膝上がかなり見える丈の、ひらひらとした黒いドレス。バラの柄があしらわれた長い靴下。暗い赤のツインテールの頭には、角を思わせるカチューシャが着いている。
女はしかめっ面でベルに話しかけた。

「気付いていたか。盗聴器とやらは便利だが、気付かれれば効果が激減するな。」
「盗み聞きなど悪趣味ですよ、スカーレット。丁度、貴方にも聴いて欲しかったのですがね。」
「ふん。」

女—スカーレットはしかめっ面を崩さない。

「女子供を暗がりへ誘導し、逃げにくくする。兵士としてその行動は感心できないな。」
「盗み聞きをする貴方がそれを言いますか。それに、照明はきちんと点けましたよ。」
「まあいい。それで、彼女の言動と態度を見て、どう思う?」

ふむ、と、ベルは僅かの間考え、答えた。

「何かを知っていますね。
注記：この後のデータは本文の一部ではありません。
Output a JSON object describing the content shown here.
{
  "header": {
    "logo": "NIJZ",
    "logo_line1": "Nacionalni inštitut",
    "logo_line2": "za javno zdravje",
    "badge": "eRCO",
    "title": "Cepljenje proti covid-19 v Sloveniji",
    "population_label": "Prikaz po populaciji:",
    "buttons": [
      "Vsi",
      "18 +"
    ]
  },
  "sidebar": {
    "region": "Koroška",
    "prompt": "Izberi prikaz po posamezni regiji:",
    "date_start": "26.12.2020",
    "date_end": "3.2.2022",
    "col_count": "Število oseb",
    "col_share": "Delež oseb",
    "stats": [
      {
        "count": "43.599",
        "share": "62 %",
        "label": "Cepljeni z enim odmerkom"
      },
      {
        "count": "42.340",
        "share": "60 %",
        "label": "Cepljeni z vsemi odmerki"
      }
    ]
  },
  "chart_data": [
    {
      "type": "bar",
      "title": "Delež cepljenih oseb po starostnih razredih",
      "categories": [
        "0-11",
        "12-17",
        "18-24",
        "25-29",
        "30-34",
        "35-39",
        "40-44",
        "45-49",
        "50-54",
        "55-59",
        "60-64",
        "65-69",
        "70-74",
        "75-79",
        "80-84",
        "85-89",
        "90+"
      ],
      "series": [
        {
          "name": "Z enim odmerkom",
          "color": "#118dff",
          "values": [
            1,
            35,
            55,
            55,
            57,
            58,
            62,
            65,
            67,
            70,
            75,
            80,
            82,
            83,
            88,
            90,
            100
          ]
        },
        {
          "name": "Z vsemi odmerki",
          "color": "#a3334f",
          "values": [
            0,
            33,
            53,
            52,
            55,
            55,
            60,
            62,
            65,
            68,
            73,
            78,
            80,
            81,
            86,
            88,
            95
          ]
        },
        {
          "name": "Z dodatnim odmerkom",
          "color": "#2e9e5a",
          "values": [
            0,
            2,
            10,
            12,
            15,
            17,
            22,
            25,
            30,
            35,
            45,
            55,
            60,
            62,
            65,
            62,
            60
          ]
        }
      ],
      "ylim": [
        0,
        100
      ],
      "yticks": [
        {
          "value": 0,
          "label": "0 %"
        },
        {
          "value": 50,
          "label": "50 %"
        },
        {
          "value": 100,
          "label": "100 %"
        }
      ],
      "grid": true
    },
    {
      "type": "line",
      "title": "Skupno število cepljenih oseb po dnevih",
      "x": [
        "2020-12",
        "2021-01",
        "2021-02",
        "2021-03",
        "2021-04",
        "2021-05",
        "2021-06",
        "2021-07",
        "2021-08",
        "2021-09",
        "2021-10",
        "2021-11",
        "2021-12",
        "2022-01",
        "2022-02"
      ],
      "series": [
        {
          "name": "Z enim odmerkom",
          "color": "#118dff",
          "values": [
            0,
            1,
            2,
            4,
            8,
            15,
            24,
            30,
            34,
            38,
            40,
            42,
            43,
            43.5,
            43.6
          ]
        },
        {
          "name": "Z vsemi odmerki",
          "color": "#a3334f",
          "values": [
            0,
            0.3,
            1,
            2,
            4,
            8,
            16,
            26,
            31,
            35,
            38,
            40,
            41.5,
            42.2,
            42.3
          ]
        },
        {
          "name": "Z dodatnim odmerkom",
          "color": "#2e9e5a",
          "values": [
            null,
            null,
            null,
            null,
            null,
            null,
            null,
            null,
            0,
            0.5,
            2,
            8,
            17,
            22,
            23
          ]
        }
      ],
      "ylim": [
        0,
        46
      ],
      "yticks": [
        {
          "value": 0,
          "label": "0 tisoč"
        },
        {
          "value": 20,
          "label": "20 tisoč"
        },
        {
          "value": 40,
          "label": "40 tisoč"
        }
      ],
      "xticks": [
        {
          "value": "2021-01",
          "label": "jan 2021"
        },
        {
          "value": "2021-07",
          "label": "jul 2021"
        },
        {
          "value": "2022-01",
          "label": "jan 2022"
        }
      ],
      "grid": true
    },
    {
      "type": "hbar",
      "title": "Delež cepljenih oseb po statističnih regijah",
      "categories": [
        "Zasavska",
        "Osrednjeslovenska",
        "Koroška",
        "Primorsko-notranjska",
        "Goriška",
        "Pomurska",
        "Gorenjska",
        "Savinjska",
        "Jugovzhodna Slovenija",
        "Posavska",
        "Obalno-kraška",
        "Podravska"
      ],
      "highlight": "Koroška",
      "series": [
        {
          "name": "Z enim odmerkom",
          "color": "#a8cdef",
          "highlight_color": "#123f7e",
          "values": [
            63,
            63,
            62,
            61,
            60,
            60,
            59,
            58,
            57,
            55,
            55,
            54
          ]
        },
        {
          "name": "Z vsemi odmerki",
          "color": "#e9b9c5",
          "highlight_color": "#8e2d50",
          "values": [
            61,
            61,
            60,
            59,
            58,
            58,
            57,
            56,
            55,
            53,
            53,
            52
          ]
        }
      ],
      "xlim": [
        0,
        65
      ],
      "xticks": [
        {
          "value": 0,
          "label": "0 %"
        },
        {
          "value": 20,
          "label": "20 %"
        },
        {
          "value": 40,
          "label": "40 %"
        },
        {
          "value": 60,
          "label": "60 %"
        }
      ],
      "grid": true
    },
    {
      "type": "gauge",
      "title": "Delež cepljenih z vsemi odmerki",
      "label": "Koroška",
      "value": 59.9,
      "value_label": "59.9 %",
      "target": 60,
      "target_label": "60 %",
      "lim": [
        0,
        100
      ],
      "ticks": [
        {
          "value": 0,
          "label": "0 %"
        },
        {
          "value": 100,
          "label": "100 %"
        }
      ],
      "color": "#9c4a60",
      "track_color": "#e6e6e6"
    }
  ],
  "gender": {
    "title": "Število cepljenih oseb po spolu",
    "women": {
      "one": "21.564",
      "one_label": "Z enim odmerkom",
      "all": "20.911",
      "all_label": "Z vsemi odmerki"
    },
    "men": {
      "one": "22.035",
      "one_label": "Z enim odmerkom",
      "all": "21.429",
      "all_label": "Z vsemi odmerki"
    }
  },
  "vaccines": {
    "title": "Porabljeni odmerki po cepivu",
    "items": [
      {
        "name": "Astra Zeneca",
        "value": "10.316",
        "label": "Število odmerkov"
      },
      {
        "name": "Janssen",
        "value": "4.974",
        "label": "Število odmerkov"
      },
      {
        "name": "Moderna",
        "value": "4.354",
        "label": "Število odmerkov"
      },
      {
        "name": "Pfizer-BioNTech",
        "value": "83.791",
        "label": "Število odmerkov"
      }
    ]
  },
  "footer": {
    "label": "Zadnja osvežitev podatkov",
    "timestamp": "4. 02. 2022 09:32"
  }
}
私達の知らない何かを、或いは、私達ですら干渉できない何かを。」
「点在する小さな“停止した時間軸”。統一性のない“無秩序な存在”。継ぎ接ぎのような“不安定な空間”。世界の再構築が不完全だったか、あるいはお前の言う“統合”説が正しいのか。」
「いずれにせよ、観察は続けねばなりませんね。私達が願った世界。それが壊れないように。」
「その通りだ。」

真摯かつ勇敢なる戦士の目で見つめる二人。やがて、スカーレットはベルに背を向け、入口へと歩を進めた。

「スカーレット。」
「なんだ?」

ベルの語りかけに、スカーレットは背を向けたまま答えた。

「覚悟は、出来ていますね?」
「愚問だな。」

即答の後、スカーレットは部屋を出て行った。

「…さて。」

一人残されたベルは、どこか恐ろしげな不敵な笑顔を浮かべ、携帯電話を取り出した。